Anti Trust in Tech

If you had just been looking at the headlines from major research organizations, you would see a lack of confidence from the public in big business, technology companies included. For years, poll after poll from around the world has found high levels of distrust in their influence, handling of private data, and new developments.

If these corporations were at all worried about this, they are not much showing it in their products — particularly the A.I. stuff they have been shipping. There has been little attempt at abating last year’s trust crisis. Google decided to launch overconfident summaries for a variety of search queries. Far from helping to sift through all that has ever been published on the web to mash together a representative summary, it was instead an embarrassing mess that made the company look ill prepared for the concept of satire. Microsoft announced a product which will record and interpret everything you do and see on your computer, but as a good thing.

Can any of them see how this looks? If not — if they really are that unaware — why should we turn to them to fill gaps and needs in society? I certainly would not wish to indulge businesses which see themselves as entirely separate from the world.

It is hard to imagine they do not, though. Sundar Pichai, in an interview with Nilay Patel, recognised there were circumstances in which an A.I. summary would be inappropriate, and cautioned that the company still considers it a work in progress. Yet Google still turned it on by default in the U.S. with plans to expand worldwide this year.

Microsoft has responded to criticism by promising Recall will now be a feature users must opt into, rather than something they must turn off after updating Windows. The company also says there are more security protections for Recall data than originally promised but, based on its track record, maybe do not get too excited yet.

These product introductions all look like hubris. Arrogance, really — recognition of the significant power these corporations wield and the lack of competition they face. Google can poison its search engine because where else are most people going to go?
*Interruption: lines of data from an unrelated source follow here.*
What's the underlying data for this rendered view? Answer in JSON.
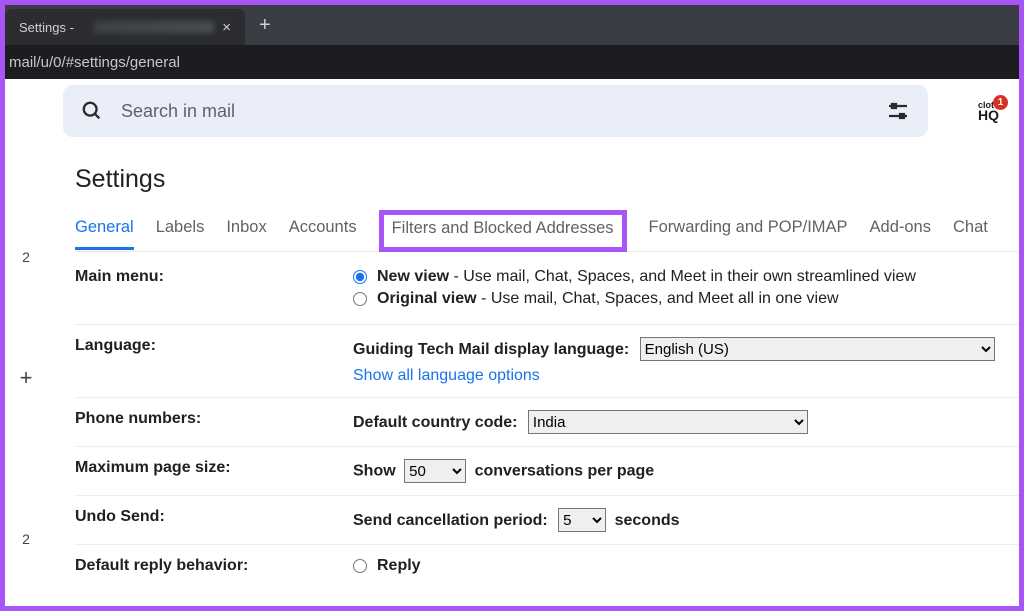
{
  "browser": {
    "tab_title": "Settings -",
    "url": "mail/u/0/#settings/general"
  },
  "search": {
    "placeholder": "Search in mail"
  },
  "badge": {
    "top": "clot",
    "bottom": "HQ",
    "count": "1"
  },
  "page_title": "Settings",
  "tabs": {
    "general": "General",
    "labels": "Labels",
    "inbox": "Inbox",
    "accounts": "Accounts",
    "filters": "Filters and Blocked Addresses",
    "forwarding": "Forwarding and POP/IMAP",
    "addons": "Add-ons",
    "chat": "Chat"
  },
  "rail": {
    "n1": "2",
    "plus": "+",
    "n2": "2"
  },
  "main_menu": {
    "label": "Main menu:",
    "new_view": "New view",
    "new_view_desc": " - Use mail, Chat, Spaces, and Meet in their own streamlined view",
    "orig_view": "Original view",
    "orig_view_desc": " - Use mail, Chat, Spaces, and Meet all in one view"
  },
  "language": {
    "label": "Language:",
    "inline": "Guiding Tech Mail display language:",
    "value": "English (US)",
    "show_all": "Show all language options"
  },
  "phone": {
    "label": "Phone numbers:",
    "inline": "Default country code:",
    "value": "India"
  },
  "page_size": {
    "label": "Maximum page size:",
    "show": "Show",
    "value": "50",
    "per": "conversations per page"
  },
  "undo": {
    "label": "Undo Send:",
    "inline": "Send cancellation period:",
    "value": "5",
    "unit": "seconds"
  },
  "reply": {
    "label": "Default reply behavior:",
    "option": "Reply"
  }
}
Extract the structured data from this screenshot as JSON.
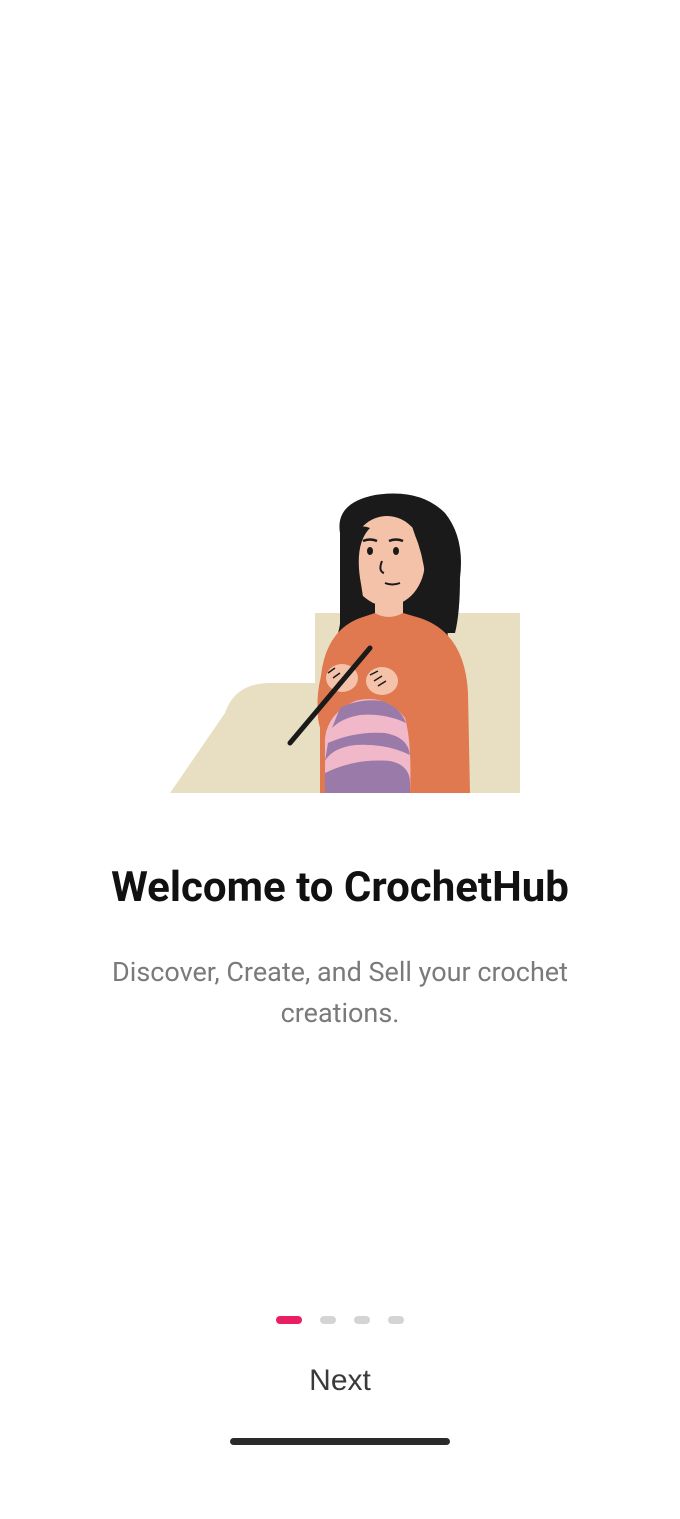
{
  "onboarding": {
    "title": "Welcome to CrochetHub",
    "subtitle": "Discover, Create, and Sell your crochet creations.",
    "next_label": "Next",
    "current_page": 0,
    "total_pages": 4
  }
}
How many people would turn off Recall, something which requires foreknowledge of its existence, under Microsoft’s original rollout strategy?

It is more or less an admission they are all comfortable gambling with their customers’ trust to further the perception they are at the forefront of the new hotness.

None of this is a judgement on the usefulness of these features or their social impact. I remain perplexed by the combination of a crisis of trust in new technologies, and the unwillingness of the companies responsible to engage with the public. There seems to be little attempt at persuasion. Instead, we are told to get on board because this rocket ship is taking off with or without us. Concerned? Too bad: the rocket ship is shaped like a giant middle finger.

What I hope we see Monday from Apple — a company which has portrayed itself as more careful and practical than many of its contemporaries — is a recognition of how this feels from outside the industry. Expect “A.I.” to be repeated in the presentation until you are sick of those two letters; investors are going to eat it up. When normal people update their phones in September, though, they should not feel like they are being bullied into accepting our A.I. future.

People need to be given time to adjust and learn. If the polls are representative, very few people trust giant corporations to get this right — understandably — yet these tech companies seem to believe we are as enthusiastic about every change they make as they are. Sorry, we are not, no matter how big a smile a company representative is wearing when they talk about it. Investors may not be patient but many of the rest of us need time.